Historic California Posts, Camps,
Stations and Airfields
Fort Winfield Scott: Anti-Aircraft
(Anti-Aircraft Battery No. 3)
Scott Anti-Aircraft Battery
by Justin M. Ruhge
After World War I it became clear to the
Army that coast defense batteries needed to be defended against
air attack. The initial site selected by the Army at Fort Winfield
Scott in 1920 was on the left flank of Battery Godfrey where
two 3-inch guns were placed on two concrete plugs. This and two
other antiaircraft batteries became the first such in the harbor
defenses of San Francisco.
These guns were moved to Fort Funston
in 1925. By 1937 two similar weapons were mounted on the same
plugs as well as a third position added to the battery and was
renamed AA Battery No. 3. These three weapons were moved to Fort
Cronkhite in 1939. The original plugs remain today.
In addition, several camouflaged 30-caliber
machine gun stations were located around the heavy gun emplacements
during World War II.
Completed Works - Seacoast Fortifications
M1 40mm Antiaircraft
Gun on a M2A1 Carriage. (Public Domain)
Throughout World War II, the specter of
a Japanese air attack, no matter how remote, hung over the commanders
responsible for the defense of San Francisco. Even after the Battle
of Midway, which destroyed much of its air arm, the Imperial Japanese
Navy maintained the capability of striking the United States throughout
the war. This included the capability of launching up to three
float planes from the I-400 class of submarines.
With this in mind, dozens of mobile antiaircraft
guns were placed throughout the bay area. Fort Funston's defenses
were bolstered with the addition of five 40mm M1 "Bofors"

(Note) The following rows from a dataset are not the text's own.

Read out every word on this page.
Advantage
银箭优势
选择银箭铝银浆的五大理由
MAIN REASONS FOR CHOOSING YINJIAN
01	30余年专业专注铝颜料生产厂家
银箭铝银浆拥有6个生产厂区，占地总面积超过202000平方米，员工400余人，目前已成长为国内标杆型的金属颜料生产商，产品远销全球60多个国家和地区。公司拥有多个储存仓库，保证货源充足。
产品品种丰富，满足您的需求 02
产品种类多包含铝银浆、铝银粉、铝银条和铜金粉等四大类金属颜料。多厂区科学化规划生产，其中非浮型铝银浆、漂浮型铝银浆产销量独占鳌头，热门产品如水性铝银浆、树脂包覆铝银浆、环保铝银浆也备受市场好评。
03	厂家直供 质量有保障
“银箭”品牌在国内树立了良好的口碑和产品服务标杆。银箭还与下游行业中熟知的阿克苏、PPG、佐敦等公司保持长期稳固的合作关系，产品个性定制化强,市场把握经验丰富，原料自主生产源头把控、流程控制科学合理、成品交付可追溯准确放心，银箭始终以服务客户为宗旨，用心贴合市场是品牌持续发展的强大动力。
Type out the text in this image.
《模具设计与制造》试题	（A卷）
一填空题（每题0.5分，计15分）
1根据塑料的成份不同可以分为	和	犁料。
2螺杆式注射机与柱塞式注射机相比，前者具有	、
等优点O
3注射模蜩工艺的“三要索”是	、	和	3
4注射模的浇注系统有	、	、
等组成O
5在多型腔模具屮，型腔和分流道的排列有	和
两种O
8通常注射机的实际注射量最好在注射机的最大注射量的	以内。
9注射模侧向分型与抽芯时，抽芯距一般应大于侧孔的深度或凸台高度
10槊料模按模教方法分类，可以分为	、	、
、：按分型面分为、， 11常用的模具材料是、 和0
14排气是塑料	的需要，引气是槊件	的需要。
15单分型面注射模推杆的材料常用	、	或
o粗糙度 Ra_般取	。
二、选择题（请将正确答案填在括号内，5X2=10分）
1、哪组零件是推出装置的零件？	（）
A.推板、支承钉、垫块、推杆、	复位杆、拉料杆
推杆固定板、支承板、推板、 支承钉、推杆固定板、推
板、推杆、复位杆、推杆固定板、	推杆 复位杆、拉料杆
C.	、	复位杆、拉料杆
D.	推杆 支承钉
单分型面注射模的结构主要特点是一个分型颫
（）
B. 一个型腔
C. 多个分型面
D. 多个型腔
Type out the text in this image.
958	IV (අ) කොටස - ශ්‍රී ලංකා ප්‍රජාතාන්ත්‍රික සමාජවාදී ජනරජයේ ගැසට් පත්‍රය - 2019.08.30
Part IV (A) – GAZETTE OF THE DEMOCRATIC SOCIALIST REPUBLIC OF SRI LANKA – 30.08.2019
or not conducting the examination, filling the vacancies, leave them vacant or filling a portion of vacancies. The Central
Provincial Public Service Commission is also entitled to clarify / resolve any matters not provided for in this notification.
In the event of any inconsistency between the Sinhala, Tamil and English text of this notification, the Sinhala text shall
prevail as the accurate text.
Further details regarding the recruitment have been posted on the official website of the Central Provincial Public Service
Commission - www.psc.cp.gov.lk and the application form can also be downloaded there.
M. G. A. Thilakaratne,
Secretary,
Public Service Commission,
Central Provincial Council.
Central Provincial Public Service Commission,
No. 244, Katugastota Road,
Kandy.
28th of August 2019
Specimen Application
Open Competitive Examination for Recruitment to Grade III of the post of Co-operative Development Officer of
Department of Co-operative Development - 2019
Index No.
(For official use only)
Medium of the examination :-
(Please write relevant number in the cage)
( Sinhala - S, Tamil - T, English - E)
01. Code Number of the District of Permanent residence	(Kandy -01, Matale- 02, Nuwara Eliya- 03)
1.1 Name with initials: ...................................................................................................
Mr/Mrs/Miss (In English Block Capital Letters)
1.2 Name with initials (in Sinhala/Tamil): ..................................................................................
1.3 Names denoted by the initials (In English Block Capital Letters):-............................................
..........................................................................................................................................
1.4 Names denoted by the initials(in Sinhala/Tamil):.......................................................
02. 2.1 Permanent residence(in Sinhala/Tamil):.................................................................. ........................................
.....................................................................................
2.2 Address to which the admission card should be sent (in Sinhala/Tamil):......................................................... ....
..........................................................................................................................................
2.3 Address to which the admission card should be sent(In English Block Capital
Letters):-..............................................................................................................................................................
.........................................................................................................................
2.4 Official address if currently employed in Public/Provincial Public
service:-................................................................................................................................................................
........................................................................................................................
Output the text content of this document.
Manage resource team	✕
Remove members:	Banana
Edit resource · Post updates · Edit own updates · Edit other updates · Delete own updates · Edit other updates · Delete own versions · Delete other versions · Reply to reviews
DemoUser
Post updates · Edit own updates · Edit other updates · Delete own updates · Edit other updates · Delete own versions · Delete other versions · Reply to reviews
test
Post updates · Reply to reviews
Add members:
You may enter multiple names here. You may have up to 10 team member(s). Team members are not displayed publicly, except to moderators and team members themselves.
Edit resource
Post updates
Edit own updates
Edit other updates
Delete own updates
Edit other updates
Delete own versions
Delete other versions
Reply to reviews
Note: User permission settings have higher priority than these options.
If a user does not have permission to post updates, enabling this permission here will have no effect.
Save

antiaircraft guns mounted of the M2A1 carriage (figure 3-9). These
sites were administratively assigned the following numbers according
to the 1948 map of Fort Funston:
Gun 15: 200 feet west of Battery Blaney
Gun 16. On Battery Lancaster
Gun 17: 150 feet west of Battery Dynamite
Gun 18: Baker Beach
Gun 19: 400 feet south of Battery McKinnon
Gun 20: Presidio Reservior
Additionally, there were five .50 caliber
machine positions that provided close in defense. Additionally
there was one Anti-Aircraft Seachlight position (No. 110). All
of these guns were removed at the end of World War II.